Еще Александр Борисович думал о всяких своих текущих делах, о том, что снова они с женой так и не определились в отношении отпуска… И еще шевелилось что-то неприятное, вызывающее смутное беспокойство, будто он упустил нечто важное, хотя и несрочное… Жена? Нет. Дочка? Нет. Генеральный? Тоже нет — он ведь его сегодня даже не видел. Меркулов? Пожалуй… пожалуй, Меркулов. Костя о чем-то хотел с ним поговорить, но отложил этот разговор, а значит, срочности большой тут не было. Но кто знает? Константин Дмитриевич вообще человек несуетный, и его внешние движения ничего выдать не могут — сколько раз Турецкий видел его в кризисных ситуациях и всегда завидовал меркуловскому хладнокровию.
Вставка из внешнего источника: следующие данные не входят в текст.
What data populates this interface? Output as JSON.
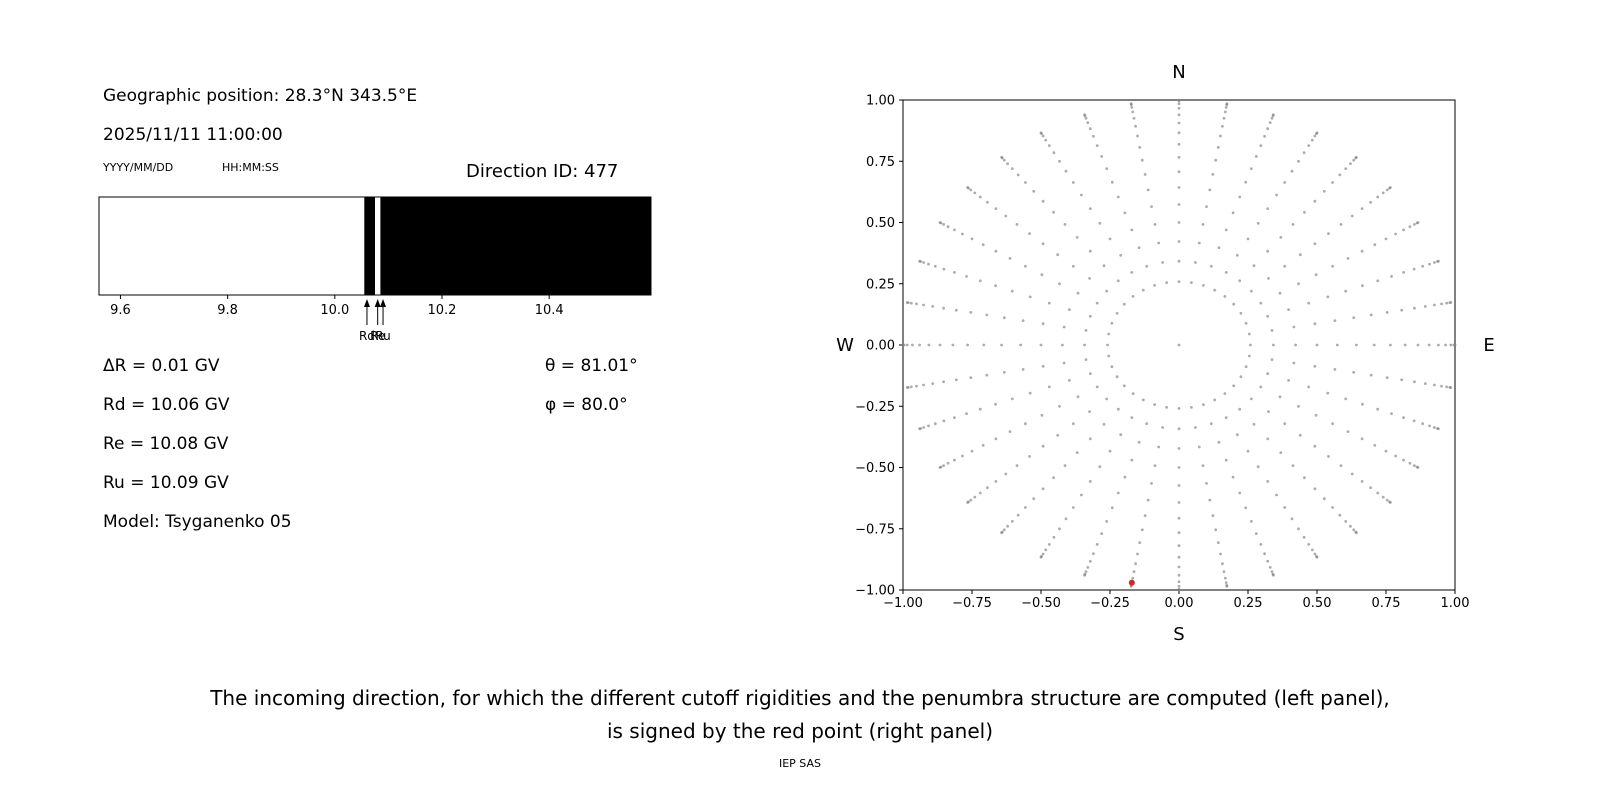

Гордеев же между тем с аппетитом, достойным всяческого подражания, поглощал обед, и похоже было, что на заказанном он не остановится. Выговорившись в здании на Большой Дмитровке, он снял с себя некоторое нервное напряжение и наконец расслабился. Кроме того, в компании Турецкого он чувствовал себя как никогда комфортно, и, несмотря на то что для порядка побрюзжал, почему-то предчувствовал, что дело, которое уготовили ему Грязнов с Турецким, будет небезынтересным.

Турецкий закурил уже бог знает какую по счету сигарету (черт бы побрал Славку, накаркал-таки насчет слабых сигарет) и заметил, что Гордеев, расправившись с обедом, что-то еще сказал официанту, возможно, относительно десерта.

— С удовольствием бы сейчас пропустил сто грамм, — вздохнул Александр Борисович.